Lisa Reid told The Denver Post she was stranded at the Seattle-Tacoma Airport on her way home to Penrose, but her spirits remained high as she tried to “embrace the adventure.”
“I knew it was going to snow, but didn’t expect it to be severe until I saw the predictions last night,” she said
Meanwhile, Ann Williams, a spokeswoman for Denver’s Department of Public Works, said the city has deployed 70 snowplows to deal with the slow-moving system, which has caused numerous accidents on Interstate 25 and slowed traffic on Interstate 70 in the mountains.
“We’re seeing a lot of icy roads,” she said. “The pavement is very cold, and the snow is bonding to the pavement, so we have a lot of slick conditions. We are trying to stay with it.
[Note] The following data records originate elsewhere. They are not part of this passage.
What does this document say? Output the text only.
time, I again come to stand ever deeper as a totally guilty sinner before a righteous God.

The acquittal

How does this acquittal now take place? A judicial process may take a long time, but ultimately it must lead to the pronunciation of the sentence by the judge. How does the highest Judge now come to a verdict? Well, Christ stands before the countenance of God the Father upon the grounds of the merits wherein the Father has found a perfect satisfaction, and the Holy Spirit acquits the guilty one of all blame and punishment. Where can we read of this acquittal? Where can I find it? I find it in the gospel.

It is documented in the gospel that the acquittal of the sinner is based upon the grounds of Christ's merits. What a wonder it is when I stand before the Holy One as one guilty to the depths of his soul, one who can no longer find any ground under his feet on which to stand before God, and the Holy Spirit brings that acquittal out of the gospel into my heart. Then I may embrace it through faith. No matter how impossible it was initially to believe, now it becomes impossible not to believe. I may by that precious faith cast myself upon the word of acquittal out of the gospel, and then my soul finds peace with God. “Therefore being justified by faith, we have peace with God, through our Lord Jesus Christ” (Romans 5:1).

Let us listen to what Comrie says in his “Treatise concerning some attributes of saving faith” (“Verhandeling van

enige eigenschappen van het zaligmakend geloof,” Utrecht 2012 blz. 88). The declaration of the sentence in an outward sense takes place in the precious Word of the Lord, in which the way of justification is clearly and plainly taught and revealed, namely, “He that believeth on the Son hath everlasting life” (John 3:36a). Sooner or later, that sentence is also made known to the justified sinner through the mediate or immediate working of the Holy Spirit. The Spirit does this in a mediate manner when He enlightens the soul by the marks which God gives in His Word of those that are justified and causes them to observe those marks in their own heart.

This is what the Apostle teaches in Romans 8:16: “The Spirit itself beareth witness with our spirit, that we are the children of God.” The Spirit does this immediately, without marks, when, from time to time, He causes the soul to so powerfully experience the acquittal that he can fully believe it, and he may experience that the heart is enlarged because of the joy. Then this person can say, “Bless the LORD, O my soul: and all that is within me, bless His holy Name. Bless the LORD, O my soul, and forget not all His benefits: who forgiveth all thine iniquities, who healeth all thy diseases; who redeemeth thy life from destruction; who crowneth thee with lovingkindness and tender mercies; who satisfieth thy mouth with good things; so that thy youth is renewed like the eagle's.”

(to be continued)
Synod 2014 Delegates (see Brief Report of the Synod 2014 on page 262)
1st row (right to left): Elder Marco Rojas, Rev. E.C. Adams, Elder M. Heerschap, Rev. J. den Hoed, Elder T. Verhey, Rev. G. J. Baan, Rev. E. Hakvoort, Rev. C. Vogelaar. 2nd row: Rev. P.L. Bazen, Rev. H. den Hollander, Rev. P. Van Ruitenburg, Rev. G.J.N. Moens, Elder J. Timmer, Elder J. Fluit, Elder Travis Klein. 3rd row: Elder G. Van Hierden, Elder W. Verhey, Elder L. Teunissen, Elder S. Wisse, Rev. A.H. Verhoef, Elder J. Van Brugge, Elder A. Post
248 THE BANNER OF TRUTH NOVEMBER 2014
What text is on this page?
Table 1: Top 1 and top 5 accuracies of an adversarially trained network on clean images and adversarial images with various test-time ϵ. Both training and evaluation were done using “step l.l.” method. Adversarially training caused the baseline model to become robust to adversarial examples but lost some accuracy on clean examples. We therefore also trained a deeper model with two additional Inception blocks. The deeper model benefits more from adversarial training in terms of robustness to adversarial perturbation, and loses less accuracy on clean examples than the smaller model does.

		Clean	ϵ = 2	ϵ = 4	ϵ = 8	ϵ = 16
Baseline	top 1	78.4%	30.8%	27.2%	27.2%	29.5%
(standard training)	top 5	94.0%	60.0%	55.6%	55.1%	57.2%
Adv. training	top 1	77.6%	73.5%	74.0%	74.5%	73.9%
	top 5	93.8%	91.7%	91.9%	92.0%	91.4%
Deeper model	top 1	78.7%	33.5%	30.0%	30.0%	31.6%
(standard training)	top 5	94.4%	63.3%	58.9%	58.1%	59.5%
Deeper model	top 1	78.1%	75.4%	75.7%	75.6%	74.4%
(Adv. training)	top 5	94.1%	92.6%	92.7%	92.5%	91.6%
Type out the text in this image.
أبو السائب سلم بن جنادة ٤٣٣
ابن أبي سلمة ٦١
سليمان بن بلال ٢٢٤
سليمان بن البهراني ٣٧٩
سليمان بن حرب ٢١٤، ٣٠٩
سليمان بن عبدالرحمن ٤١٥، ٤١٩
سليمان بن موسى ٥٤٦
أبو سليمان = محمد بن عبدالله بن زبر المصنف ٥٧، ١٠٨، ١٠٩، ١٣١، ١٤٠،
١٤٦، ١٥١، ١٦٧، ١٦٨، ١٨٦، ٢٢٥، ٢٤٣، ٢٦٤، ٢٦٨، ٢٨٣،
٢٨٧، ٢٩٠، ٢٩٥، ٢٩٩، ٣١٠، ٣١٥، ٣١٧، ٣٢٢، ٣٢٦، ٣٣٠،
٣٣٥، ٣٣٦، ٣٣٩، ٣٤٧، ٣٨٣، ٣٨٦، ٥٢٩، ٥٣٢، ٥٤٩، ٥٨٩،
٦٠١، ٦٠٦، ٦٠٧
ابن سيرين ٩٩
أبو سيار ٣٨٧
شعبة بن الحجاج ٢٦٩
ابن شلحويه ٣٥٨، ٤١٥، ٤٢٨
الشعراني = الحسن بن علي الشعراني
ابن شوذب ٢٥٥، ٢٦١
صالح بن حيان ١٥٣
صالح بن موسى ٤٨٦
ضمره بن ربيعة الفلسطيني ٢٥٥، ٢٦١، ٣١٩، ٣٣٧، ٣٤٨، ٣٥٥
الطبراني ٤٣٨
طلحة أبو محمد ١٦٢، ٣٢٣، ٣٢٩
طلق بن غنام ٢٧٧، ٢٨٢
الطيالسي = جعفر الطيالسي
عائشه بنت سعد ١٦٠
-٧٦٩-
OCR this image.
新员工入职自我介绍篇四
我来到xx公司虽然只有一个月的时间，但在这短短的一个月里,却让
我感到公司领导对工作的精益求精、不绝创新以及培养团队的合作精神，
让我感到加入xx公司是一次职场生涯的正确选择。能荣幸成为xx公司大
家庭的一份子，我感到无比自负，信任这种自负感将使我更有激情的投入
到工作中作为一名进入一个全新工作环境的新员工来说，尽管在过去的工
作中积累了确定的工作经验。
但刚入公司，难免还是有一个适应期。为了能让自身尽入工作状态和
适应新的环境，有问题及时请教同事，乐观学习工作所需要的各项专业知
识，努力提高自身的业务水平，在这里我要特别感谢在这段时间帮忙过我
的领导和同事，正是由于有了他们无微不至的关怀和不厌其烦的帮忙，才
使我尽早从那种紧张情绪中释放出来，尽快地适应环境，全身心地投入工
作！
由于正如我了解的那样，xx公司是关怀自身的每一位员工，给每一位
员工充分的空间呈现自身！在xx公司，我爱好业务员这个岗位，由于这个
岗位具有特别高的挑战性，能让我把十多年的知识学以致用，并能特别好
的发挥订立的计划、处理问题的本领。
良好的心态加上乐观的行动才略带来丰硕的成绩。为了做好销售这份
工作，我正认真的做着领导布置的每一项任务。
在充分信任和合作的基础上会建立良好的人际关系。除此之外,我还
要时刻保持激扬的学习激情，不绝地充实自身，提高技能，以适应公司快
The snow is coming down fairly fast and fairly heavy.”
For only the third time since a string of storms and hard cold caused dangerous driving conditions on residential streets in the winter of 2006-07, the city has deployed four-wheel drive pickup trucks equipped with plows into residential neighborhoods, Williams said.
The Colorado Department of Transportation also is using 80 plows to clear the city’s main traffic arteries, and crews on 12-hour shifts plan to work through Sunday night.
After the storm leaves Colorado, workers will remove snow from the sides of highways and will concentrate on the heavy ice that is expected to build up on the area’s bridges, CDOT spokeswoman Mindy Crane said.
The storm also is causing problems at Denver homeless shelters.
The Denver Rescue Mission downtown opened its chapel early Sunday, so homeless men have a place to go to get out of the cold, said spokeswoman Alexxa Tavlarides, who expects the shelter to fill as the day progresses.
This is the first winter since a Denver ordinance went into effect prohibiting anyone from unauthorized camping on public or private land.
“We want people to get out of the cold,” Tavlarides said. “As the temperatures drop, it becomes dangerous.”